VictorEric Premium Homes was approached to build a French Chateau-style family home on a prominent corner lot in Vancouver’s Westside neighbourhood. The clients were generally interested in high performance and green technology, and once the benefits of Passive House were discussed, they agreed to set this objective.
The gracious five-bedroom home was designed and sited so as to take full advantage of the corner lot’s available views and solar gain. The front door, and much of the glazing, faces north toward the quieter side street. Large windows on the west façade overlook the city skyline beyond. As west-facing windows can contribute to overheating challenges in summer, VictorEric negotiated with the Vancouver parks department to plant additional deciduous trees along the boulevard for shading.
A generous roof deck captures views of both the downtown area and the mountains to the north, thanks in part to city incentives for constructing to meet Passive House targets that allowed the home to be almost 1 metre taller than a code-built house. The deck lies behind nonfunctional dormers that contribute to the home’s French Chateau look. Creating a well-articulated, and yet very high-performing, house was challenging.
“This house has more changes in its surface plane than an average Passive House,” notes Eric Lee, owner of VictorEric. “To meet this challenge, a very rigorous discipline of insulation selection, thermal bridge detailing, and air barrier strategy was required.”

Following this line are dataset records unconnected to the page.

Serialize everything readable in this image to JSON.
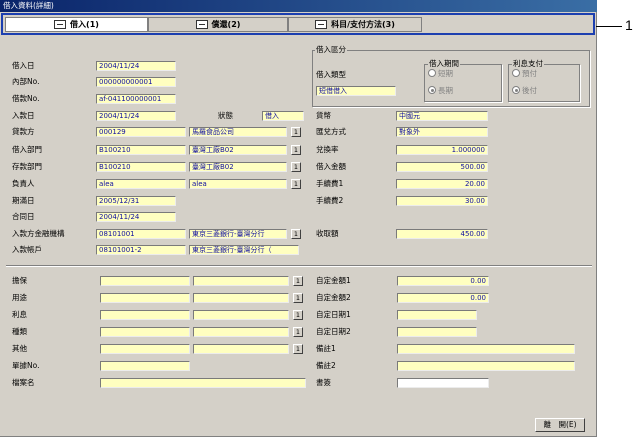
{
  "window": {
    "title": "借入資料(詳細)"
  },
  "tabs": [
    {
      "label": "借入(1)"
    },
    {
      "label": "償還(2)"
    },
    {
      "label": "科目/支付方法(3)"
    }
  ],
  "callout": "1",
  "form": {
    "borrow_date": {
      "label": "借入日",
      "value": "2004/11/24"
    },
    "internal_no": {
      "label": "內部No.",
      "value": "000000000001"
    },
    "loan_no": {
      "label": "借款No.",
      "value": "af-041100000001"
    },
    "receipt_date": {
      "label": "入款日",
      "value": "2004/11/24"
    },
    "status": {
      "label": "狀態",
      "value": "借入"
    },
    "currency": {
      "label": "貨幣",
      "value": "中國元"
    },
    "lender": {
      "label": "貸款方",
      "code": "000129",
      "name": "馬羅食品公司"
    },
    "fx_method": {
      "label": "匯兌方式",
      "value": "對象外"
    },
    "borrow_dept": {
      "label": "借入部門",
      "code": "B100210",
      "name": "臺灣工廠B02"
    },
    "fx_rate": {
      "label": "兌換率",
      "value": "1.000000"
    },
    "deposit_dept": {
      "label": "存款部門",
      "code": "B100210",
      "name": "臺灣工廠B02"
    },
    "borrow_amount": {
      "label": "借入金額",
      "value": "500.00"
    },
    "manager": {
      "label": "負責人",
      "code": "alea",
      "name": "alea"
    },
    "fee1": {
      "label": "手續費1",
      "value": "20.00"
    },
    "due_date": {
      "label": "期滿日",
      "value": "2005/12/31"
    },
    "fee2": {
      "label": "手續費2",
      "value": "30.00"
    },
    "contract_date": {
      "label": "合同日",
      "value": "2004/11/24"
    },
    "bank": {
      "label": "入款方金融機構",
      "code": "08101001",
      "name": "東京三菱銀行-臺灣分行"
    },
    "received": {
      "label": "收取額",
      "value": "450.00"
    },
    "bank_account": {
      "label": "入款帳戶",
      "code": "08101001-2",
      "name": "東京三菱銀行-臺灣分行（"
    },
    "pick_label": "1"
  },
  "borrow_class": {
    "title": "借入區分",
    "type_label": "借入類型",
    "type_value": "短借借入",
    "period": {
      "title": "借入期間",
      "short": "短期",
      "long": "長期",
      "selected": "long"
    },
    "interest": {
      "title": "利息支付",
      "advance": "預付",
      "arrears": "後付",
      "selected": "arrears"
    }
  },
  "extra": {
    "guarantee": {
      "label": "擔保"
    },
    "purpose": {
      "label": "用途"
    },
    "interest": {
      "label": "利息"
    },
    "kind": {
      "label": "種類"
    },
    "other": {
      "label": "其他"
    },
    "doc_no": {
      "label": "單據No."
    },
    "file_name": {
      "label": "檔案名"
    },
    "custom_amount1": {
      "label": "自定金額1",
      "value": "0.00"
    },
    "custom_amount2": {
      "label": "自定金額2",
      "value": "0.00"
    },
    "custom_date1": {
      "label": "自定日期1"
    },
    "custom_date2": {
      "label": "自定日期2"
    },
    "note1": {
      "label": "備註1"
    },
    "note2": {
      "label": "備註2"
    },
    "document": {
      "label": "書簽"
    }
  },
  "footer": {
    "close_label": "離　開(E)"
  }
}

The entire foundation is wrapped with rigid insulation, including 30.5 cm of EPS under the footings and slab and up the foundation walls. The basement was built using ICFs, with an additional 15 cm of XPS foam on the exterior. A basement workshop and recreation room has the potential to be converted into a two-bedroom rental suite.
The roof assemblies had specific challenges to meet the combined aesthetic goals and Passive House requirements. The main roof was built first, and the dormers, which were designed as cold roofs, were constructed afterward. The sloped roof has 25 cm of insulation: a combination of 10 cm of mineral wool and 15 cm of foam board insulation. The flat roofs are similarly insulated, with the addition of fiberglass batt insulation in the cavity.
The above-grade walls are wood-frame 2 x 6 construction with 23 cm of mineral wool batt insulation. The transition from the walls to the roof deck required some careful air sealing, as did several other jogs in this unboxy home. However, meticulousness paid off, with the final blower door test coming in at a remarkable 0.13 ACH50.